森元首相「ここにするといい」

日本共産党の大山とも子東京都議は26日の都議会予算特別委員会でしめくくり総括質疑に立ち、日本体育協会本部(渋谷区の岸記念体育会館)の移転建て替えで、森喜朗元首相ら自民党政治家が関与して、都が特別の優遇を行った問題を厳しく追及しました。

大山都議は、森氏ら自民党政治家と都側との面談記録文書を示し、「知事は見ていたのか」と迫りました。

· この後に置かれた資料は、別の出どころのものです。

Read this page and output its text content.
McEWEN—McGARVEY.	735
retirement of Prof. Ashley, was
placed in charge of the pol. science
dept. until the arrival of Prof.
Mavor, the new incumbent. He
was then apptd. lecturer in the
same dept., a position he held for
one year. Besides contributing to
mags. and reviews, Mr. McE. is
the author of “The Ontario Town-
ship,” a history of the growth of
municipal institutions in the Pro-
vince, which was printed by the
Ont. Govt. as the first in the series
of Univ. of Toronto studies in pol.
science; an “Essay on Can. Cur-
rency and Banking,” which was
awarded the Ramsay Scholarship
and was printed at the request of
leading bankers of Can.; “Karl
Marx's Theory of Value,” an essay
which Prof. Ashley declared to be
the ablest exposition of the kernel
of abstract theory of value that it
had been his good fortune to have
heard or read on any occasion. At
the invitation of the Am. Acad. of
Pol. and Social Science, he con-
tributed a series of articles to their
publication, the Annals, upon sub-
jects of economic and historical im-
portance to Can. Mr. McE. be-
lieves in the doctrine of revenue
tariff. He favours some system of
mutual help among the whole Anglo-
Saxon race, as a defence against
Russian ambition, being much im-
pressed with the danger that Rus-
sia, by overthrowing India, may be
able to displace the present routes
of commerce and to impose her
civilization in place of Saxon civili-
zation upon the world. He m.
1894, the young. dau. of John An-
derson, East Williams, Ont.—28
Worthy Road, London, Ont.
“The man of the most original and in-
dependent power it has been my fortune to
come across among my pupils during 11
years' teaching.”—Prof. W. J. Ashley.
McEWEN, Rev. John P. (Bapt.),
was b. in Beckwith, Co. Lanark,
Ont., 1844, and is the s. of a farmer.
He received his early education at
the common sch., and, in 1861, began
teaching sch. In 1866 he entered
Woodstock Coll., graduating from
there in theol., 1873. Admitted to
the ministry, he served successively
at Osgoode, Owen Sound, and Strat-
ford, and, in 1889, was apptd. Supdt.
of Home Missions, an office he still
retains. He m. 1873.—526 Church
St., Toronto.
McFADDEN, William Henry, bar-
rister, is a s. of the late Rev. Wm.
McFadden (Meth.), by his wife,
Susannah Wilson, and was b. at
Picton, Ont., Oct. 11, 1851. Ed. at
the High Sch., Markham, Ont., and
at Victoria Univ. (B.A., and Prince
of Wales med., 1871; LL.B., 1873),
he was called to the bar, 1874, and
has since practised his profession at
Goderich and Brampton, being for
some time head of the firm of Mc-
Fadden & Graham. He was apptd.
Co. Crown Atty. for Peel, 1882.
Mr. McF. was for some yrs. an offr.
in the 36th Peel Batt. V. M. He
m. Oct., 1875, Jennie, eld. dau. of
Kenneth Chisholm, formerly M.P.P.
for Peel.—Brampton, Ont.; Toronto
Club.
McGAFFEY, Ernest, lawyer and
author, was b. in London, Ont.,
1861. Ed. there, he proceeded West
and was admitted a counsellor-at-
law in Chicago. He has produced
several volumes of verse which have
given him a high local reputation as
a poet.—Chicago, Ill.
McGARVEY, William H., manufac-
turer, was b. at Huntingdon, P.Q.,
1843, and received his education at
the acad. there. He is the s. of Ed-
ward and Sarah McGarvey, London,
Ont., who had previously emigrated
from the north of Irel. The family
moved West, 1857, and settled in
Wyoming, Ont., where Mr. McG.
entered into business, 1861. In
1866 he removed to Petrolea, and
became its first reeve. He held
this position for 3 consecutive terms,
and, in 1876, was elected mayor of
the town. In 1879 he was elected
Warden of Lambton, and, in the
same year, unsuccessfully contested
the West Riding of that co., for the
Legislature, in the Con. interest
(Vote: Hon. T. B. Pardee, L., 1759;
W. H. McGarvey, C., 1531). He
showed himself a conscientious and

パネルを示し質問する大山とも子都議=26日、都議会予算特別

小池百合子知事は「昨年12月に文書も見た」と答えました。

大山都議は、森氏が面談で「ここ(神宮外苑地区の予定地)に日体協も移転させるといい」「どのくらいの規模が建つのか」と尋ねたことを紹介。
その後、移転予定地の高さ制限が15メートルから80メートルに大幅に緩和された事実を示し「森氏の発言した通りの場所に日体協が移転し、高さ制限緩和などで格段に大きなビルを建てることができた。日体協に対する特別の優遇策ではないか」と追及しました。

小池知事は答弁に立たず、辺見隆士都技監は「便宜を図っているものではない」と答弁。
大山都議は「結果として森氏と都とのやりとり通りに物事が進み、日体協に大きな利益をもたらした事実は否定できない」と指摘しました。

「現会館敷地が2020年五輪で必要」とした2015年3月4日付の都の文書について、潮田勉・五輪準備局長は「文書は都市整備局が作成したもの。当局として意思決定したものではない」と答弁。

大山都議は「『五輪で会館の敷地を使うために急いで事業化を進める』と言うのは、都市整備局がつくりあげた後付けの口実だ。敷地購入の大義名分は揺らいでいる」と批判しました。